Mais les missions régionales n'ont pas davantage de moyens, et pas forcément les compétences nécessaires, alors, "un certain nombre de MRAe tirent la langue", décrit Éric Vindimian, membre permanent de celle de Paca. "On ne sent pas de pression de la part des préfets, mais on est débordés", poursuit-il. Ce fonctionnement transitoire conduit d'ores et déjà à un nombre croissant d'absences d'avis, y compris pour certains projets qui présentent des enjeux environnementaux importants, déplore Philippe Ledenvic.

Des moyens suffisants pour garantir l'indépendance ?

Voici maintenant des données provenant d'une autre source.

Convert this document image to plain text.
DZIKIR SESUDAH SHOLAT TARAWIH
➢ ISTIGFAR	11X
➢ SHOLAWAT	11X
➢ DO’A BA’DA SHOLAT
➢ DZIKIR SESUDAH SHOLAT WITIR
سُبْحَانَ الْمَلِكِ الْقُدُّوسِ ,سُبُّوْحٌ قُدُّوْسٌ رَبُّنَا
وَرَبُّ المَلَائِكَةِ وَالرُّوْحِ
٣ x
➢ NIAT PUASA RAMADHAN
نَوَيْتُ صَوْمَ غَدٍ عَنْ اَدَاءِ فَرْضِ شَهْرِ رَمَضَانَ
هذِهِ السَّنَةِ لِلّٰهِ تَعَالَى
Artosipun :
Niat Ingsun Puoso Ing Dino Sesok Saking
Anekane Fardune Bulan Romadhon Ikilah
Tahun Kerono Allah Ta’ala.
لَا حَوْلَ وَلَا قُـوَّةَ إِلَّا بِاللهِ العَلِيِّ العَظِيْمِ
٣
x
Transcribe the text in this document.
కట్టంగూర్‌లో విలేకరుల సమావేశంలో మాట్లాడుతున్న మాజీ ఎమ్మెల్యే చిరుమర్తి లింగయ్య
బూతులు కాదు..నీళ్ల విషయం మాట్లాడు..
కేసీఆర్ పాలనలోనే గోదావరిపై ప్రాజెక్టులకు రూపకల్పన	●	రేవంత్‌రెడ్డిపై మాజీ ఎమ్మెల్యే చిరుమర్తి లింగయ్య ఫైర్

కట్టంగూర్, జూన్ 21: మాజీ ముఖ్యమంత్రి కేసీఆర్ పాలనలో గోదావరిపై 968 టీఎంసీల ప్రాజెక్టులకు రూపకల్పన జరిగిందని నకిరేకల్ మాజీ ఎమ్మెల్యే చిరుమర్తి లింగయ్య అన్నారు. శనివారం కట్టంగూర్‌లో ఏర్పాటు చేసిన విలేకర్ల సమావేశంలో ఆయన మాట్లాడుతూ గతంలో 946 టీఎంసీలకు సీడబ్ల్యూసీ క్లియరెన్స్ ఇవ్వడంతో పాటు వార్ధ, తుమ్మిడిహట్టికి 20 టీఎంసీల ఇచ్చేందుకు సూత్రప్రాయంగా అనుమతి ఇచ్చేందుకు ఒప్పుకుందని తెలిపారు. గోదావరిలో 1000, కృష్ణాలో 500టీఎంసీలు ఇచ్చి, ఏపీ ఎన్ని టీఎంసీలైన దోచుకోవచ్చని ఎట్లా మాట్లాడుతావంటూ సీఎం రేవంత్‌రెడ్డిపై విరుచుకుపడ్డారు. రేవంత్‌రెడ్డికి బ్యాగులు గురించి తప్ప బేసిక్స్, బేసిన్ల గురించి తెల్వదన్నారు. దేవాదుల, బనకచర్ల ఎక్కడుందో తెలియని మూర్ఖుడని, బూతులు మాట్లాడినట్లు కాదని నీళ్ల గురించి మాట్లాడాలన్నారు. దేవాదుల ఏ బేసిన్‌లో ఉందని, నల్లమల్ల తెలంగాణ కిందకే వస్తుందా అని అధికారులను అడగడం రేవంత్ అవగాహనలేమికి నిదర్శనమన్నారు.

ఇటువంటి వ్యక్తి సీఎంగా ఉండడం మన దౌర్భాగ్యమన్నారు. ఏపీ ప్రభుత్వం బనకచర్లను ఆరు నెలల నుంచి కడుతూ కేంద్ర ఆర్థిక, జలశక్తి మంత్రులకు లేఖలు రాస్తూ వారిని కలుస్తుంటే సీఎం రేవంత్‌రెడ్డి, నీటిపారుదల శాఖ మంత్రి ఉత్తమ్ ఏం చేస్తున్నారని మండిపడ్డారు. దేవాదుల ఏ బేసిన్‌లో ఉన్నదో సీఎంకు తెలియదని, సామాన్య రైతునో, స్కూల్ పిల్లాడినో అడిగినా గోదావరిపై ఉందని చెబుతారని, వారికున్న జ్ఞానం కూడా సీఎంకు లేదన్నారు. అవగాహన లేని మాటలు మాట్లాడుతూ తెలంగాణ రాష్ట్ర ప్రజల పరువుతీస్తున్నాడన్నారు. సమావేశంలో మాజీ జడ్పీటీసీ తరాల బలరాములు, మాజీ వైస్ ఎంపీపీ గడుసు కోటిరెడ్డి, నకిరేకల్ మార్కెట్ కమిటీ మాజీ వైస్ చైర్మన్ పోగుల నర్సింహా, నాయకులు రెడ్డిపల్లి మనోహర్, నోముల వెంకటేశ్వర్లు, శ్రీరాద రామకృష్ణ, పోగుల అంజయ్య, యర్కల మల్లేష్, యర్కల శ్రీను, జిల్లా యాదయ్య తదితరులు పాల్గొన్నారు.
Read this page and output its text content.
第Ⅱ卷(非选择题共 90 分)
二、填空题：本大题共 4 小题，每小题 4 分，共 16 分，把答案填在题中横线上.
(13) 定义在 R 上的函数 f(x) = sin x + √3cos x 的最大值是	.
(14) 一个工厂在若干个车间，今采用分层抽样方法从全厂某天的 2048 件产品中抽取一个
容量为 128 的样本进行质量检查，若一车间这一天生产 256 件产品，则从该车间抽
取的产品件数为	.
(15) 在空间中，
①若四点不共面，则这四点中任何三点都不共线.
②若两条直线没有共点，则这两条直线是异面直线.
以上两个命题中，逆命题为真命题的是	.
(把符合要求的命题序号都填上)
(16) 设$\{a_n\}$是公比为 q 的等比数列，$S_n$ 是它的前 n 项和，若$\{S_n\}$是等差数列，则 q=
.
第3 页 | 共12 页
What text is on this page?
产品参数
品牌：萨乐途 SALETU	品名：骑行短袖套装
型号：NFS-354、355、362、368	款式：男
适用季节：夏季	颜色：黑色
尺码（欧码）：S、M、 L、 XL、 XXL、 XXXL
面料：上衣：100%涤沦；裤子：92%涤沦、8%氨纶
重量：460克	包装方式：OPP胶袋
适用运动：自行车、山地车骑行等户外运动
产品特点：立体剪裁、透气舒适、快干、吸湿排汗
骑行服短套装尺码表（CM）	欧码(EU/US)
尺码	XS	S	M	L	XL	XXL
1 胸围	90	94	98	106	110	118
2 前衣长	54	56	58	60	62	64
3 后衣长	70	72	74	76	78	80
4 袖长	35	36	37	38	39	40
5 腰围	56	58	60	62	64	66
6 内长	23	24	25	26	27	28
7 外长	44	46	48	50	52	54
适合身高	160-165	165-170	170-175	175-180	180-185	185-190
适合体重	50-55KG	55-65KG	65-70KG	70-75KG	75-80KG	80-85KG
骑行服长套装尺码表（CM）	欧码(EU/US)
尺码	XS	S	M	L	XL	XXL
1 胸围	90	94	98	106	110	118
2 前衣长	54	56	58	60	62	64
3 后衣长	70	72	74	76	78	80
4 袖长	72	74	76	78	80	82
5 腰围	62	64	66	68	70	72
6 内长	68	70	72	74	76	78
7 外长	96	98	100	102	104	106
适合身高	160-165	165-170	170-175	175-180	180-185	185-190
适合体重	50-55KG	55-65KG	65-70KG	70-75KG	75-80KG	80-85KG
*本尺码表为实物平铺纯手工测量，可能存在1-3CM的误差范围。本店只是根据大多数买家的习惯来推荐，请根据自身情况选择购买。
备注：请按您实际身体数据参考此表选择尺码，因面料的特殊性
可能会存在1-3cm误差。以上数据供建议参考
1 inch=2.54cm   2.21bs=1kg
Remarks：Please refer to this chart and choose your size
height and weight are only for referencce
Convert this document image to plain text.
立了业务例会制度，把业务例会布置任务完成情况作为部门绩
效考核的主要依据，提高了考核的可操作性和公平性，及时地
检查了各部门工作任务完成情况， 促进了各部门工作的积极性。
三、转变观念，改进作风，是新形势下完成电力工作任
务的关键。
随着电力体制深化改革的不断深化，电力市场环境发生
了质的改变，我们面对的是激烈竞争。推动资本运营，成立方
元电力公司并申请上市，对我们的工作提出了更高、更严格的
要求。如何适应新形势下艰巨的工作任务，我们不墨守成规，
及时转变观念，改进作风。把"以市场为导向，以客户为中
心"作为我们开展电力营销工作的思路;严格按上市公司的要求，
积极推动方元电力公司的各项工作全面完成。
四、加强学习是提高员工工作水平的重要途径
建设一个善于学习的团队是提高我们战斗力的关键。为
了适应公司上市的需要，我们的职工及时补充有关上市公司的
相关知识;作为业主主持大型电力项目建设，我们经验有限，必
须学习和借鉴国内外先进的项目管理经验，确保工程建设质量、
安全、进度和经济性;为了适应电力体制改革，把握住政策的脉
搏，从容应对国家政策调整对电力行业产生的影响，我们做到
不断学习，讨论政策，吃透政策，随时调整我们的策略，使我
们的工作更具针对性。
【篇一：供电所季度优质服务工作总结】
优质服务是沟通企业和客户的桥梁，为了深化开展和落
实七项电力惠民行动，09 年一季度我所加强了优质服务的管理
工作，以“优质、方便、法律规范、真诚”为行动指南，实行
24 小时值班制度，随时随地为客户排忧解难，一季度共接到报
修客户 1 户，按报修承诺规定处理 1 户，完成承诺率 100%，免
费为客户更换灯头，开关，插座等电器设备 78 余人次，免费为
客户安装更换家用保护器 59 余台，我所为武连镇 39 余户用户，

Quelle solution privilégier pour garantir l'indépendance de l'autorité environnementale ? Le président de l'Ae ne veut pas prendre position sur le sujet. "Quelle que soit l'option organisationnelle qui sera retenue, au terme d'une période transitoire que l'Ae souhaite très courte, des garanties devront être apportées pour que toutes les structures concernées disposent de façon perenne des compétences et plus largement des ressources nécessaires pour rendre des avis de qualité et cohérents sur l'ensemble du territoire". Le président de l'Ae a rappelé qu'elle était indépendante, grâce notamment à ses "délibérations collégiales et consensuelles". Bref, "on dit ce qu'on a à dire", assure-t-il.